La pobreza y la indigencia, en muchísimos casos, se heredan de generación en generación. Va adoptando diferentes facetas, pero mantiene un explosivo ADN cargado de vulneración de derechos elementales junto con falta de oportunidades.
En un momento en el que el gobierno sigue eludiendo su responsabilidad e intenta tapar con estadísticas falaces los millones de rostros que asume la pobreza, se torna fundamental hacer foco en cómo romper con el círculo de la exclusión que lleva a tantas familias a vivir sin sueños de mejora, resignándose desesperanzadamente a un futuro precario, a un porvenir sin nada bueno.
Políticos, economistas periodistas e investigadores sociales habían rechazado airadamente que, en abril de este año, el Indec no difundiera el último informe semestral de pobreza. Las consultoras independientes señalaron que la pobreza real superaría hasta seis veces el último dato oficial correspondiente al primer semestre de 2013, pues no sería del 4,7 por ciento, como indicaba aquel último informe del Indec, sino que rondaría entre el 20 y el 30,9%. ¿Cómo no sería así si todavía hay 3,3 millones de beneficiarios de la Asignación Universal por Hijo a los que se sumaron 1.500.000 más del plan para los denominados "ni-ni", es decir, jóvenes que no estudian ni trabajan. Por más que se haya querido engañar a la ciudadanía convenciéndola de que crecíamos a tasas chinas y de que no había pobres, la realidad confirma que, en términos meramente económicos, sólo la inversión destinada a producción puede modificar este estado de cosas.
Estamos hablando también de cómo se hipoteca inescrupulosamente el futuro de miles de niños y jóvenes que hoy, tras más de una década de supuesta bonanza económica, encuentran gravemente insatisfechas sus necesidades básicas. Como bien señala Unicef, el ciclo de la pobreza no se agota en el transcurso de la vida de una persona. Una niña que nace en condiciones de pobreza tendrá más probabilidades de quedar embarazada y tener hijos a edad por demás temprana.
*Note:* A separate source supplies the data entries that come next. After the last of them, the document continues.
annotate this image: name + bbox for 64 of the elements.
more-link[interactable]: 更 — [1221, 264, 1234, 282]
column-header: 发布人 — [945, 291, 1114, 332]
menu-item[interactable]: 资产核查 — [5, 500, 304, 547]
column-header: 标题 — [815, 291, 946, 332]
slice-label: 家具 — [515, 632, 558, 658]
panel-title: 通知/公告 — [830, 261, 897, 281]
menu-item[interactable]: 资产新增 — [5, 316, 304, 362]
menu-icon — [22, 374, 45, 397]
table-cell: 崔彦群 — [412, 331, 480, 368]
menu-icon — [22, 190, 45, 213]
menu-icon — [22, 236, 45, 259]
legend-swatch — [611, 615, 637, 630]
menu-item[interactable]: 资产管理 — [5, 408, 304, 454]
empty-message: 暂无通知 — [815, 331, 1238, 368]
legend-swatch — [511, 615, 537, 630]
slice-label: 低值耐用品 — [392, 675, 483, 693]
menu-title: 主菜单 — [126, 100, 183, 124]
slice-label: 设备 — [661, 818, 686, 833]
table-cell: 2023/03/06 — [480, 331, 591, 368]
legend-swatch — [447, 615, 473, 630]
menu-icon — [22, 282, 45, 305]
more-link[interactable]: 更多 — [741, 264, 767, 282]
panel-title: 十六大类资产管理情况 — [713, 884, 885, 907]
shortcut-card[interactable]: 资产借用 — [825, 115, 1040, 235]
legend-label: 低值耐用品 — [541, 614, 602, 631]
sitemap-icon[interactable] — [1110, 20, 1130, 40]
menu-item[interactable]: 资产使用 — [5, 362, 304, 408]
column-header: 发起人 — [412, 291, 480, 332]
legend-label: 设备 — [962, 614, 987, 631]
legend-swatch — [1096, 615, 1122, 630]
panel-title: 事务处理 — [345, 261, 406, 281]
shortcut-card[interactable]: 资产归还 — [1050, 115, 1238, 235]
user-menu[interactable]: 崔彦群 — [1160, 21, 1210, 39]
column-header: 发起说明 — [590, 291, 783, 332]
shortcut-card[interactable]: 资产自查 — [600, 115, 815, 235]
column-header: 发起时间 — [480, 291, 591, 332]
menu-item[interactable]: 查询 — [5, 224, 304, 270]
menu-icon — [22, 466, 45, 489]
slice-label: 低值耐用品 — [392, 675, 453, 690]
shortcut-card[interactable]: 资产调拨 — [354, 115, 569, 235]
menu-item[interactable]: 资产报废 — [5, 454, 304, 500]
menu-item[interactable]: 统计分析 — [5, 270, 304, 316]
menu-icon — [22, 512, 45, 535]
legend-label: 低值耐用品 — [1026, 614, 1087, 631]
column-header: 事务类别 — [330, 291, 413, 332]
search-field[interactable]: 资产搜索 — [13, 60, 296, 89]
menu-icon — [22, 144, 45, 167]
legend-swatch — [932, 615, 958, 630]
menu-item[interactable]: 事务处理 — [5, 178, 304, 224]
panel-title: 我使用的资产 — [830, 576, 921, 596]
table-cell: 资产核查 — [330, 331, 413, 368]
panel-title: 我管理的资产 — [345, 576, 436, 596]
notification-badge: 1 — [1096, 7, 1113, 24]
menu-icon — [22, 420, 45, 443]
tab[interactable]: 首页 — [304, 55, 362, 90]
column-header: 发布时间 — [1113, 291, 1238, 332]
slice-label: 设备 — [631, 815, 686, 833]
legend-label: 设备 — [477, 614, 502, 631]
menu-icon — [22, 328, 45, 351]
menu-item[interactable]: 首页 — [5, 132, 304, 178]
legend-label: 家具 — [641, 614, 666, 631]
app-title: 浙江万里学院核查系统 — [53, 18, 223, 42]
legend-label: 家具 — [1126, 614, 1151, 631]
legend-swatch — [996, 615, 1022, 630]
Una niña desnutrida será inevitablemente una madre desnutrida, que dará seguramente a luz hijos con bajo peso al nacer.
Sin la alimentación necesaria a lo largo de los dos primeros años, el desarrollo cerebral y la capacidad de aprendizaje sufren graves e inevitables consecuencias por lo que, al igual que sus padres, hay alta probabilidad de que los niños pobres de hoy leguen su pobreza a la generación siguiente.
En este sentido, cifras del Observatorio de la Deuda Social Argentina indican que las personas que viven en el estrato socioeconómico más bajo tienen 22 veces más probabilidades de caer en la indigencia que las del estrato medioalto, 21 veces más probabilidades de padecer inseguridad alimentaria, 18 veces más probabilidades de percibir ingresos por debajo de la línea de pobreza y 9 veces menos probabilidades de poder ahorrar.
En contextos de pobreza prolongada, la esperanza es justamente lo primero que se pierde, porque quienes la sufren no conocen escenarios diferentes ni se sienten preparados para construir un futuro mejor, carecen de oportunidades para crecer y no reciben las herramientas necesarias para poder ser artífices de un mejor destino. Inmersos en una acuciante realidad, no pueden mirar más allá de las urgencias de un presente en el que faltan alimento, salud y vivienda.
Como tantas veces destacamos desde estas columnas, para empezar a romper con el vicioso y escandaloso círculo de la pobreza, la mayoría de los especialistas coinciden en señalar un único camino posible: concentrar las políticas públicas en una educación de calidad que favorezca una inserción concreta en el mundo del trabajo.
Manipular por especulaciones políticas las cifras de la pobreza e indigencia constituye una conducta criminal. En la medida en que como sociedad no reconozcamos la urgencia por modificar este vergonzoso estado de cosas, el futuro de nuestro país se acorta.
Solo encarando comprometida y seriamente el desafío de educar, comenzaremos a dar los primeros pasos en la tarea de construir el país que queremos y que nuestros hoy excluidos compatriotas merecen. Es hora de recuperar aquella valiosa movilidad social que ayudó a nuestros padres, abuelos y bisabuelos a forjar esta nación. Solo así, nuestros hijos y nietos tendrán alguna probabilidad de ver desarticulada esta perversa pobreza estructural que se aferra con fuerza frente a la impávida mirada de muchos de sus principales responsables.
Como suele recordarnos Abel Albino, el médico que ha sabido motorizar, a través de 40 centros de la Fundación Conin en el país, la preocupación por desterrar la nefasta desnutrición infantil para garantizar la igualdad de oportunidades: hay que dejar de pensar en las próximas elecciones y empezar a pensar en las próximas generaciones.